Startup Visa Act Proposed To Create US Jobs
High-tech firms would likely benefit from the legislation, which would give permanent legal status to immigrants who attract $1 million in revenue or investments.
Legislation supporting immigrants with the wherewithal to start companies in the U.S. has been introduced by Senators John Kerry and Richard Lugar with the hopes that it would help create badly needed U.S. jobs.
Supported by a group of Silicon Valley investors who visited Washington this week, the bill would revise the E-5 visa program to accredit any foreign entrepreneur who has raised at least $250,000 for a business venture. The bill calls for the creation of a new two-year visa called EB-6 for successful applicants. More than 150 U.S. venture capitalists have supported the legislation.
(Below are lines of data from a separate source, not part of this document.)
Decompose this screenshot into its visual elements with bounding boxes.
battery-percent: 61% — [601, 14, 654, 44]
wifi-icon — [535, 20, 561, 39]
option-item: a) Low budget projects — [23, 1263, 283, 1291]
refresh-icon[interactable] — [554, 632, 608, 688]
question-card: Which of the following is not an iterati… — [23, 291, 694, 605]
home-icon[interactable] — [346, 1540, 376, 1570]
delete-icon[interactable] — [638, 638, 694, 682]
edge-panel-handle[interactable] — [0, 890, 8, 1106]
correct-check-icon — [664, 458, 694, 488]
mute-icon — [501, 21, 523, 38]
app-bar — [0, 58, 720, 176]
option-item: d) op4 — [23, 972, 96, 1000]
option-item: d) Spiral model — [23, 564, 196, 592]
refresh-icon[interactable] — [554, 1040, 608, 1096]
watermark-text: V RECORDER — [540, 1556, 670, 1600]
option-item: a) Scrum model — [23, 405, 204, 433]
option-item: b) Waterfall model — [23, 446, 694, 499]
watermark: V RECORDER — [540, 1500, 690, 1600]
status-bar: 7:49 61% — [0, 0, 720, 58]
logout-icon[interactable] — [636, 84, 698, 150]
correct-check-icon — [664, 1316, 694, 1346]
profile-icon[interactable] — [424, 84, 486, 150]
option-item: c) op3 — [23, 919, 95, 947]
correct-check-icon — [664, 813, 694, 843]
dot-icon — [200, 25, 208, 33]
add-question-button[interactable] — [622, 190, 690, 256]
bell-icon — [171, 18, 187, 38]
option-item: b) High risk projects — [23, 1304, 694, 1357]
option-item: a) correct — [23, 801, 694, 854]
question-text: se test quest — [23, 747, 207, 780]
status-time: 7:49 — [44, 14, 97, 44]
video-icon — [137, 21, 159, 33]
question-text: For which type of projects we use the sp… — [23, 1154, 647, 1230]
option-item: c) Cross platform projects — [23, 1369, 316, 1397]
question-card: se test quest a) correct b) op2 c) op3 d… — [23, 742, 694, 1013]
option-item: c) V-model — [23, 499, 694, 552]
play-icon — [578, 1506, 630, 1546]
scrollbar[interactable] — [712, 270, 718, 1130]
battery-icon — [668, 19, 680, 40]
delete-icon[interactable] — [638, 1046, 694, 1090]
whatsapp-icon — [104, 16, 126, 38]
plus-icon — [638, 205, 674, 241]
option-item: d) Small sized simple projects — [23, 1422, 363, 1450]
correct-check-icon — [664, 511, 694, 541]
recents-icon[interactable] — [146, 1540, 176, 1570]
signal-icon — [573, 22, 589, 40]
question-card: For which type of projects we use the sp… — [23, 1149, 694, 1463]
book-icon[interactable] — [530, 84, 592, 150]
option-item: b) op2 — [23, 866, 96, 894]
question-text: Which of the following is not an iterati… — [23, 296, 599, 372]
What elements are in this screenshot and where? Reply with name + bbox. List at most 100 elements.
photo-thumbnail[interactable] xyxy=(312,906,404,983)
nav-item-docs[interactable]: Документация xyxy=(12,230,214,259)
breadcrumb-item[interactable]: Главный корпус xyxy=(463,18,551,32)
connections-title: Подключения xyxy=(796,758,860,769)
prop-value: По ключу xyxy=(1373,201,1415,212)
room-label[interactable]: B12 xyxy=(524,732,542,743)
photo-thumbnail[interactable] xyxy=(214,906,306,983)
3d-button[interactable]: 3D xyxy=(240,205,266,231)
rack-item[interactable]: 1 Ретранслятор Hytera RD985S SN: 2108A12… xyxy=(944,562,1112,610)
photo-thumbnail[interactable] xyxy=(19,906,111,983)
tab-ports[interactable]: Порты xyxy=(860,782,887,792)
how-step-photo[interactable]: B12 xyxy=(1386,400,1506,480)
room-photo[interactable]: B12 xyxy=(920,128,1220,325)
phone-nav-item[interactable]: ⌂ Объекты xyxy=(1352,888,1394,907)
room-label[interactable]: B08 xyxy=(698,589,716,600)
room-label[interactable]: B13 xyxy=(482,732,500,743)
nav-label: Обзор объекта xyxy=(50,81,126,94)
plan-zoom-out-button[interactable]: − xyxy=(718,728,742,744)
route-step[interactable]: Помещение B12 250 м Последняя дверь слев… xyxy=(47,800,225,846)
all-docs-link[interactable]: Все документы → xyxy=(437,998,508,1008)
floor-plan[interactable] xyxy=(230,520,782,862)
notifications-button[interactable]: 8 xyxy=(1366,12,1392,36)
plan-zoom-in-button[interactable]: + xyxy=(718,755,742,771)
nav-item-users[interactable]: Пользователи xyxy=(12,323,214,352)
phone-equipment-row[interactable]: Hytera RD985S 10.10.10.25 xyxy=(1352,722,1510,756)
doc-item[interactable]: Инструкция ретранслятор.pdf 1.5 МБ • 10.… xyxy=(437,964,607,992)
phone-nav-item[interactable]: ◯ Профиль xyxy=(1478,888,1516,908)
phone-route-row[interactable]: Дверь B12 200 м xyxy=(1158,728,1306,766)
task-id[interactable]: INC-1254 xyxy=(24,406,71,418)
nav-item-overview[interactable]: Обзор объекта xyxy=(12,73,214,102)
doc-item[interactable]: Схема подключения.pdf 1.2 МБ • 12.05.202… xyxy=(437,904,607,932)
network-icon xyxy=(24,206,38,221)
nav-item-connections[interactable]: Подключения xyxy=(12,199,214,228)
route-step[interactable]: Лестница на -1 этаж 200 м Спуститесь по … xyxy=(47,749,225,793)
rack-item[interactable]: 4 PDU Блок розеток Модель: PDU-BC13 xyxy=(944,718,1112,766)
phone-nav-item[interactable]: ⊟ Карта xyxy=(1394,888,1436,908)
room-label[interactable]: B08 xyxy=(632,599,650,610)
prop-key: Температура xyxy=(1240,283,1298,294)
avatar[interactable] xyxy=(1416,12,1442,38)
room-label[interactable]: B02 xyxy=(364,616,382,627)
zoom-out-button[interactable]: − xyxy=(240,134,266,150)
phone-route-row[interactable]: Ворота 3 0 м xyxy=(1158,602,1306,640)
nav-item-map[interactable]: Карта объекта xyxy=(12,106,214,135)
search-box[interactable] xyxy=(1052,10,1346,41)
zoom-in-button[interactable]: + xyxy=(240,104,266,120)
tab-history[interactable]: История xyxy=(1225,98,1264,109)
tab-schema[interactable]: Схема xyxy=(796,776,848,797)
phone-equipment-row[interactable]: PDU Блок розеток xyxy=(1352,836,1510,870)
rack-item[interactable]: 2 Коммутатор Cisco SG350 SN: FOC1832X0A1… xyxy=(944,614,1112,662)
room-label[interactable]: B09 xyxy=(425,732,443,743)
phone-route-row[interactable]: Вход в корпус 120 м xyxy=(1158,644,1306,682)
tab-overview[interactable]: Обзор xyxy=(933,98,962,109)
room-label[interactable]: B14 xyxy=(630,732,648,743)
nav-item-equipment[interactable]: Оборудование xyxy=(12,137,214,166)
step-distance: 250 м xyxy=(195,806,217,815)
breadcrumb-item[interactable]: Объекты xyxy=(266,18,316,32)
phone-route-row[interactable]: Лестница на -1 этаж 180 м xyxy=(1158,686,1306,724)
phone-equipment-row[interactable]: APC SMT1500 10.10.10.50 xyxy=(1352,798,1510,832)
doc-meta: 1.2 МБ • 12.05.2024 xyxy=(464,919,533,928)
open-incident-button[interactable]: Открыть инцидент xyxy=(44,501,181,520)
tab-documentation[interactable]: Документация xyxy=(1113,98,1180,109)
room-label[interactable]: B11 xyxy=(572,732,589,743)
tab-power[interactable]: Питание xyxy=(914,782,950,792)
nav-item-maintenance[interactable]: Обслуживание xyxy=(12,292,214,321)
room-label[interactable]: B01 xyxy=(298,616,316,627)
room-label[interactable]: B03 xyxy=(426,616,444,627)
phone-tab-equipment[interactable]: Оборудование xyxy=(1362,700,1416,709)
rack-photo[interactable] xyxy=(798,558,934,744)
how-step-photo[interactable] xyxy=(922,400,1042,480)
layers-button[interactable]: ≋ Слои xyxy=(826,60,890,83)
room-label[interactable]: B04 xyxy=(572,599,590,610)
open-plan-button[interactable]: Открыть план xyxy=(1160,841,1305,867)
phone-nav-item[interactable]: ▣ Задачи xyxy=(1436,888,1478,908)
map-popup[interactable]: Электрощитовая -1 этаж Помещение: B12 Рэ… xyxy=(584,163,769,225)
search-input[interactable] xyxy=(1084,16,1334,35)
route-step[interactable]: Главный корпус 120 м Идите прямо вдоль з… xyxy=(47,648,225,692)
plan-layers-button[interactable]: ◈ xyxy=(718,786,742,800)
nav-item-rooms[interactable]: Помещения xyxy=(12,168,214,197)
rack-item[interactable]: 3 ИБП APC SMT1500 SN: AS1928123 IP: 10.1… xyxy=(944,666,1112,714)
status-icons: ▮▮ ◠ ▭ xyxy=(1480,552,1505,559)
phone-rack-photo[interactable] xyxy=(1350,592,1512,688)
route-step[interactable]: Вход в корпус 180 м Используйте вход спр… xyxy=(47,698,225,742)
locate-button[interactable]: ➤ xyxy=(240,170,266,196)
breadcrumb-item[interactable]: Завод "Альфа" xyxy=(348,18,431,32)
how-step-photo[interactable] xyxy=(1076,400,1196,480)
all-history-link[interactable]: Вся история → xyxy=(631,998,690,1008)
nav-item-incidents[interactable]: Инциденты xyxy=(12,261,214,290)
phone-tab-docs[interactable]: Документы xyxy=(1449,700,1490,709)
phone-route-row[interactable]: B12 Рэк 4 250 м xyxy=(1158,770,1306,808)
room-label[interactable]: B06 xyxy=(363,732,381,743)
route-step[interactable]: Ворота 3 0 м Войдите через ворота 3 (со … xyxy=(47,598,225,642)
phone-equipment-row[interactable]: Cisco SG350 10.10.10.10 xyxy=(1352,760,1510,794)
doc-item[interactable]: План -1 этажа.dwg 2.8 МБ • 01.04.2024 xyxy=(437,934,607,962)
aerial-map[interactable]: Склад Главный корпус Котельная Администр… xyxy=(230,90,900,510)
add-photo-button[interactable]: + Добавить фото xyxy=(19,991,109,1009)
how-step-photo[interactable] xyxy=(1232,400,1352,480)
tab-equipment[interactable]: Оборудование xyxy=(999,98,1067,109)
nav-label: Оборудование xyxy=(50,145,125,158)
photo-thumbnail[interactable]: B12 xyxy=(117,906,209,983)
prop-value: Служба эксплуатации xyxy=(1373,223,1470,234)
"Everywhere Dick Lugar and I travel for the Foreign Relations Committee," said Kerry in a statement, "we see firsthand the entrepreneurial spirit driving the economies of our competitors. Creating a new magnet for innovations and innovators to come to the United States and create jobs here will offer our economy a double shot in the arm -- robust job creation at home and reaffirmation that we're the world's best place to do business."
The legislation, dubbed the Startup Visa Act of 2010, calls for amending existing EB-5 immigration laws. If an immigrant entrepreneur attracts $1 million in additional investments or achieves $1 million in revenue, the entrepreneur would be granted permanent legal resident status. According to many of the venture capitalists supporting the bill, high-tech startups would likely benefit from the bill.
Many U.S. computer and IT companies have been started by immigrants from foreign countries.
For instance a 2006 study of high-tech firms found that nearly half of the founders were immigrants. The study listed many foreign immigrants who founded successful companies, including Intel's Andy Grove, from Hungary; Sun Microsystem's Andreas Bechtolsheim, Germany, and Vinod Khosla, India; eBay's Pierre Omidyar, France; Yahoo's Jerry Yang, Taiwan; Google's Sergey Brin, Russia; Nvidia's Jen-Hsun Huang, Taiwan; and Cascade Communications' Gururaj Despande, India.